- Born: 23 July 1970 (age 56)
- Occupation: Television personality
- Years active: 1999–2005, 2025–present
- Known for: Airline
- Website: janeboulton.co.uk

= Jane Boulton =

English television personality (born 1970)

Jane Boulton (born 23 July 1970) is a British television personality and former EasyJet operations manager. She gained popularity for her quick retorts and catchphrases in the long-running documentary Airline, which she appeared in for 8 seasons.

==Career==
Boulton first appeared in the second season of the British fly-on-the-wall docuseries Airline, which showcased the lives of passengers and EasyJet staff members in both Luton Airport and Liverpool Airport. She was a regular on the show from seasons 2 to 9 until she left the airline to work for Aer Lingus at Heathrow Airport.

She left the aviation industry in 2014, and later worked for Hertfordshire County Council while running a side business providing entertainment for children's parties in London.

In 2023, clips from Boulton's appearances on Airline began to gain attention on TikTok, featuring her memorable jabs directed at rude or late customers, including 'It's a plane not a bus' and 'A coffee shop is not departures', with some of the videos receiving as many as 25 million views.

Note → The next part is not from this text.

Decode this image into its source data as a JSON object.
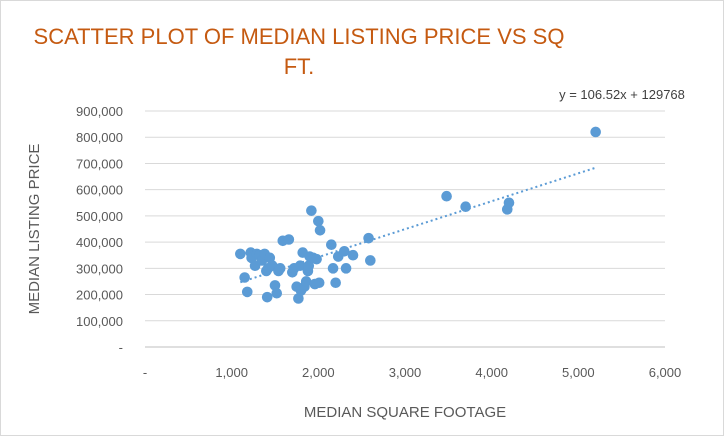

In 2025, Boulton announced that she would be hosting a nationwide tour, An Audience with Jane Boulton, offering behind-the-scenes insight into the filming of the docuseries. The Daily Mirror announced that Boulton was working on a self-published book on customer service and conflict resolution, the primary aspects of her job in the travel industry.

==Media appearances==
Following her renewed popularity on social media in 2023, Boulton appeared on This Morning with Alison Hammond and Dermot O'Leary, where she discussed her time at the airline and hinted at a possible return to television.

While being interviewed on the popular travel podcast Sail Away in 2024, Boulton admitted that EasyJet made all the staff sign disclaimers prior to appearing on the show, and that she made no money from her lengthy appearances despite Airline previously holding the title of Britain's most watched show.

Boulton told the Liverpool Echo that when the series first aired, she feared she would become 'the most hated woman in Britain', and was surprised by the overwhelmingly positive and sympathetic reactions from viewers.

==Personal life==
Boulton lives in South West London with her husband Jon and their three daughters.